A través de una maniobra de síntesis tal vez injusta voy a reducir las posibles formas generales de paisaje a dos. Después de todo, dado que lo que se pone en juego es la contemplación, el factor clave ha de ser la distancia, la distancia de enfoque que resulte más adecuada a la hora de percibir con placer o análisis esos fragmentos de mundo donde el mundo se abre. Digo, por tanto, que hay dos tipos de paisaje: los que exigen una perspectiva lejana y aquellos que enseñan sus virtudes en la proximidad.
A la primera clase se ajusta con sólida perfección el mar. Cualquier visión suya acontece en las coordenadas de amplitud que dicta el horizonte. Siempre se mira el mar hacia un final que no implica terminación sino vastedad imposible de eludir. El paisaje marino es, por lo demás, paisaje con cielo, así que quien lo mira se pone delante de una lejanía doble, la impuesta por el plano tumbado del agua y la que sube por el plano vertical del aire. Lo mismo ocurre con la tierra y el azul en las planicies extensas. Si se trata de paisajes de gran angular lo cercano no cuenta. Los ojos son llamados por una voz muy distante.
«De esa luz y esas sombras viven estos valles estrechos donde el rodeno se cuarteó según leyes cubistas antes del cubismo»
Para el otro tipo de paisaje, en cambio, lo decisivo emana de la corta distancia, a veces de la intimidad con que se disfrutan sus elementos. Hablo de paisajes recogidos en sí mismos, obligados por la geología a esconder la belleza que contienen. En ellos no nos situamos estrictamente frente al paisaje sino más bien nos introducimos en él, dicho sea esto sin pizca de misticismo.
En las tierras valencianas, no creo que haya mejor ejemplo de esta segunda manera de organizarse los vacíos y los volúmenes naturales que la sierra de Espadán, tan igual a otras en su perfil aunque tan inagotable en luz, sombra y atmósfera exclusivas. Al caminar por sus hondos barrancos o por sus laderas se experimenta la sensación constante de ser acogido. La mirada no tiene que recorrer nunca grandes trechos para topar con algo donde valga la pena posarse. El cielo carece de protagonismo. Espadán es un lugar terrestre, poco o nada aéreo. Un lugar para ángulos de visión no demasiado abiertos. Un espacio, en definitiva, lleno de esencias arcádicas nacidas de una combinación que se particulariza a través de la acción sabia de la fragosidad y la dulzura, de la presencia de lo abrupto junto a lo hospitalario.

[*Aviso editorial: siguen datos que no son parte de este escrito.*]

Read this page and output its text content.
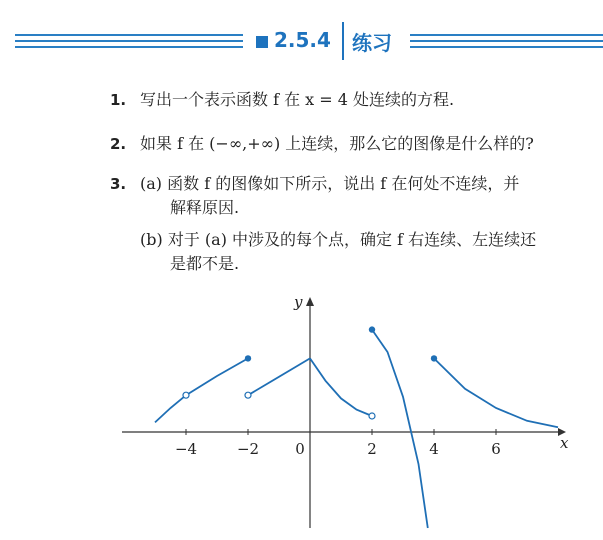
2.5.4 练习
1. 写出一个表示函数 f 在 x = 4 处连续的方程.
2. 如果 f 在 (−∞,+∞) 上连续，那么它的图像是什么样的?
3. (a) 函数 f 的图像如下所示，说出 f 在何处不连续，并
解释原因.
(b) 对于 (a) 中涉及的每个点，确定 f 右连续、左连续还
是都不是.
−4	−2 0	2	4	6	x
y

Como único hay que entender también el ajuste que en esta sierra se da entre vegetación agrícola y vegetación silvestre. Almendros, algarrobos, cerezos y olivos se diseminan casi por cualquier parte, pero sin llegar a apoderarse de nada, creciendo en la compañía fraterna de los alcornoques. Y es que los árboles, omnipresentes en su variedad, son el secreto explícito de este territorio. Por encima de todos ellos, desde luego, está el alcornoque, verdadero dueño del Espadán más puro (no olvido, con todo, el papel esta vez secundario del pino, ni el latido solitario de los almeces). De él procede la luz verde ceniza de tantos de sus parajes, e igualmente sus sombras, arquetípicas, benéficas. Sombras que deberían tener denominación de origen.

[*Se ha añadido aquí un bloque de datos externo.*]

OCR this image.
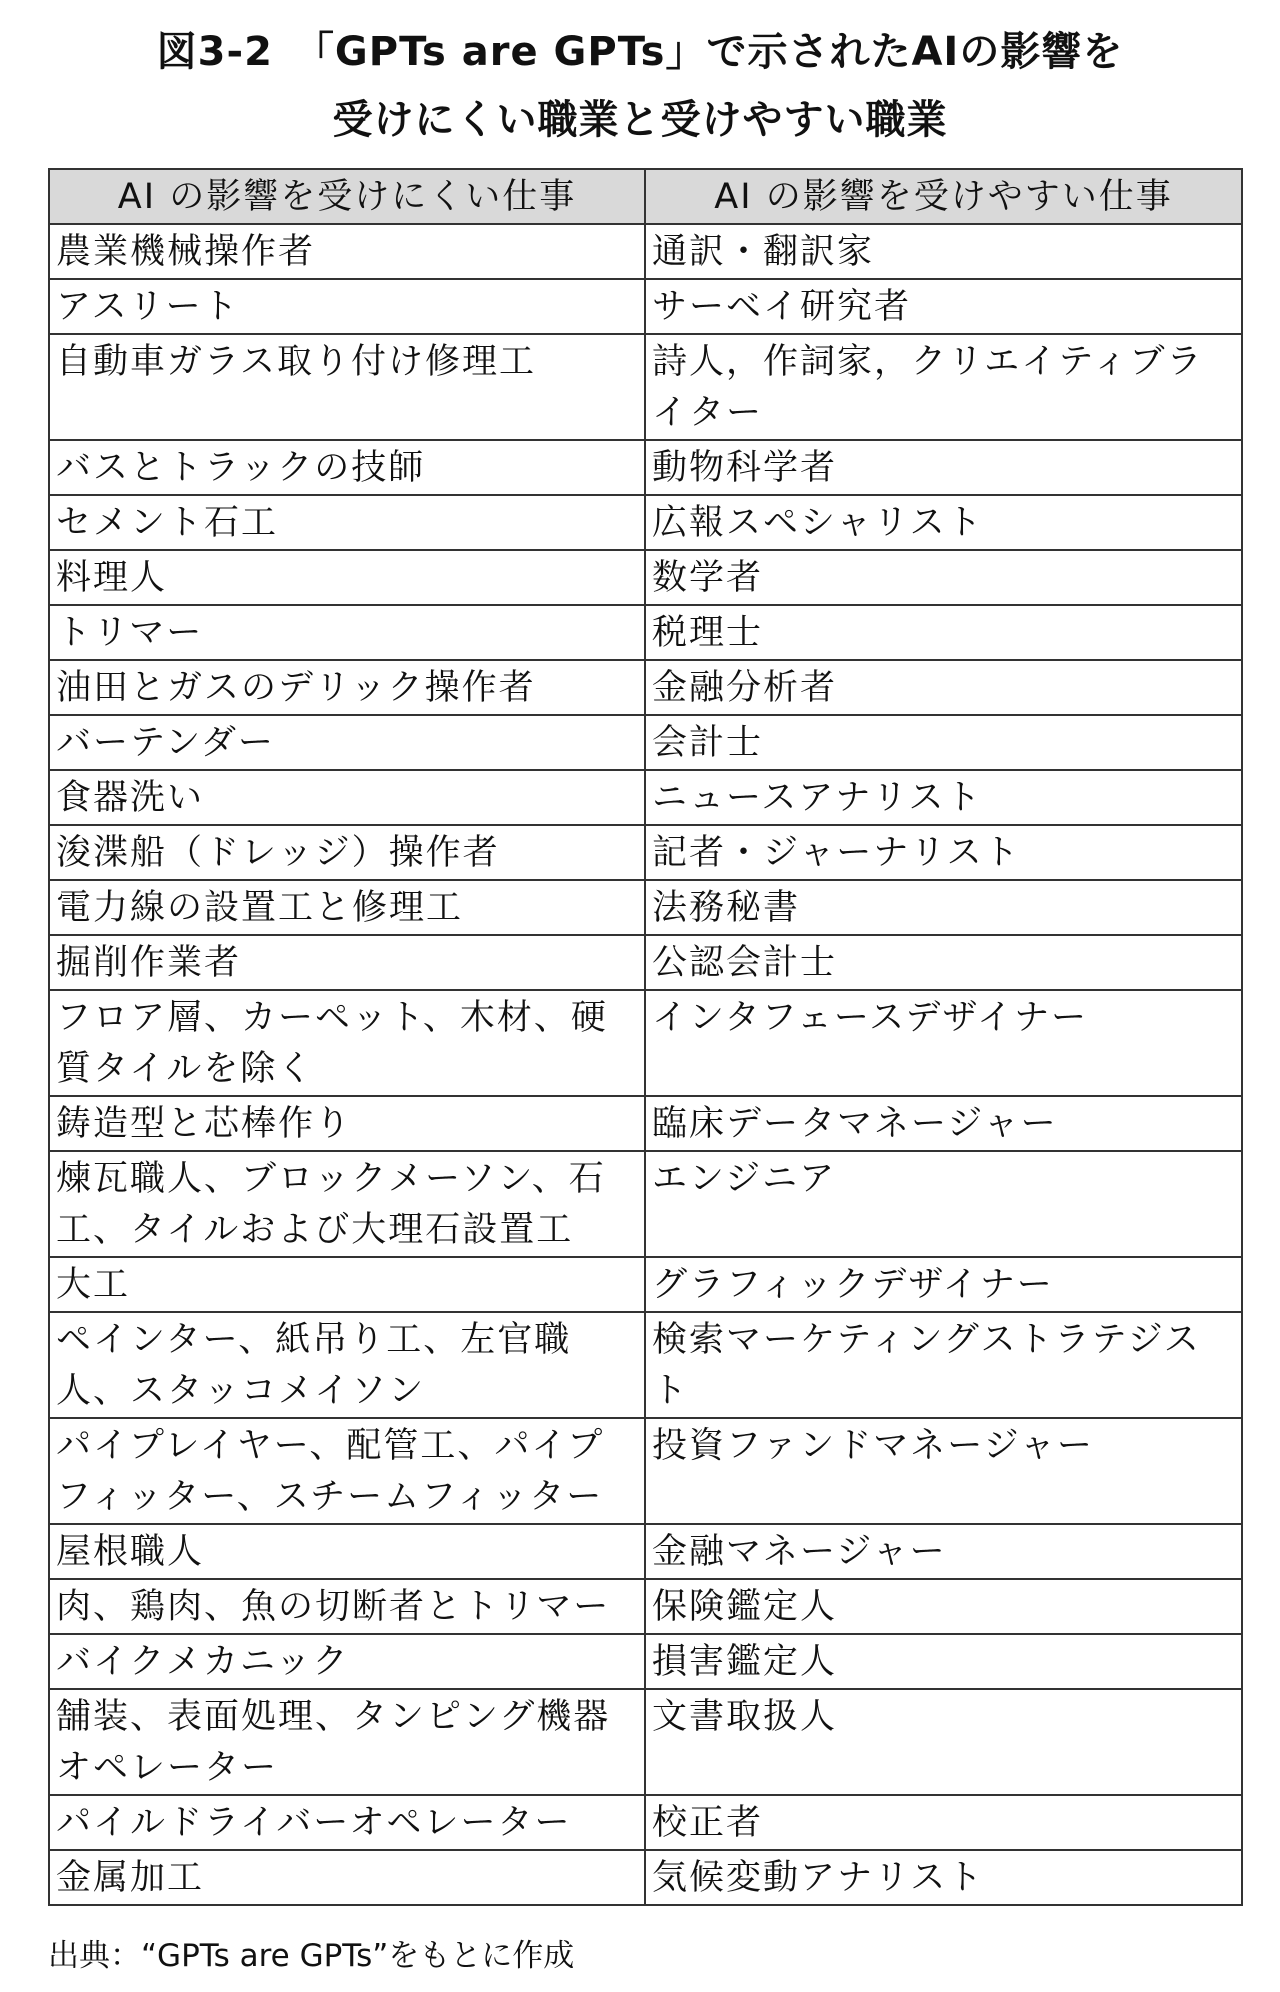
図3-2　「GPTs are GPTs」で示されたAIの影響を
受けにくい職業と受けやすい職業
AI の影響を受けにくい仕事	AI の影響を受けやすい仕事
農業機械操作者	通訳・翻訳家
アスリート	サーベイ研究者
自動車ガラス取り付け修理工	詩人，作詞家，クリエイティブライター
バスとトラックの技師	動物科学者
セメント石工	広報スペシャリスト
料理人	数学者
トリマー	税理士
油田とガスのデリック操作者	金融分析者
バーテンダー	会計士
食器洗い	ニュースアナリスト
浚渫船（ドレッジ）操作者	記者・ジャーナリスト
電力線の設置工と修理工	法務秘書
掘削作業者	公認会計士
フロア層、カーペット、木材、硬質タイルを除く	インタフェースデザイナー
鋳造型と芯棒作り	臨床データマネージャー
煉瓦職人、ブロックメーソン、石工、タイルおよび大理石設置工	エンジニア
大工	グラフィックデザイナー
ペインター、紙吊り工、左官職人、スタッコメイソン	検索マーケティングストラテジスト
パイプレイヤー、配管工、パイプフィッター、スチームフィッター	投資ファンドマネージャー
屋根職人	金融マネージャー
肉、鶏肉、魚の切断者とトリマー	保険鑑定人
バイクメカニック	損害鑑定人
舗装、表面処理、タンピング機器オペレーター	文書取扱人
パイルドライバーオペレーター	校正者
金属加工	気候変動アナリスト
出典：“GPTs are GPTs”をもとに作成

De esa luz y esas sombras viven estos valles estrechos donde el rodeno se cuarteó según leyes cubistas antes del cubismo. En Espadán, hasta las peñntilde;as altas, con sus líquenes color verde pistacho, parecen estar a mano. Casi sin querer podemos tocar el manantial y la roca, rozar el aladierno y el lentisco. Allí no hay horizonte, nada se aleja. Los ojos son llamados por una voz muy próxima.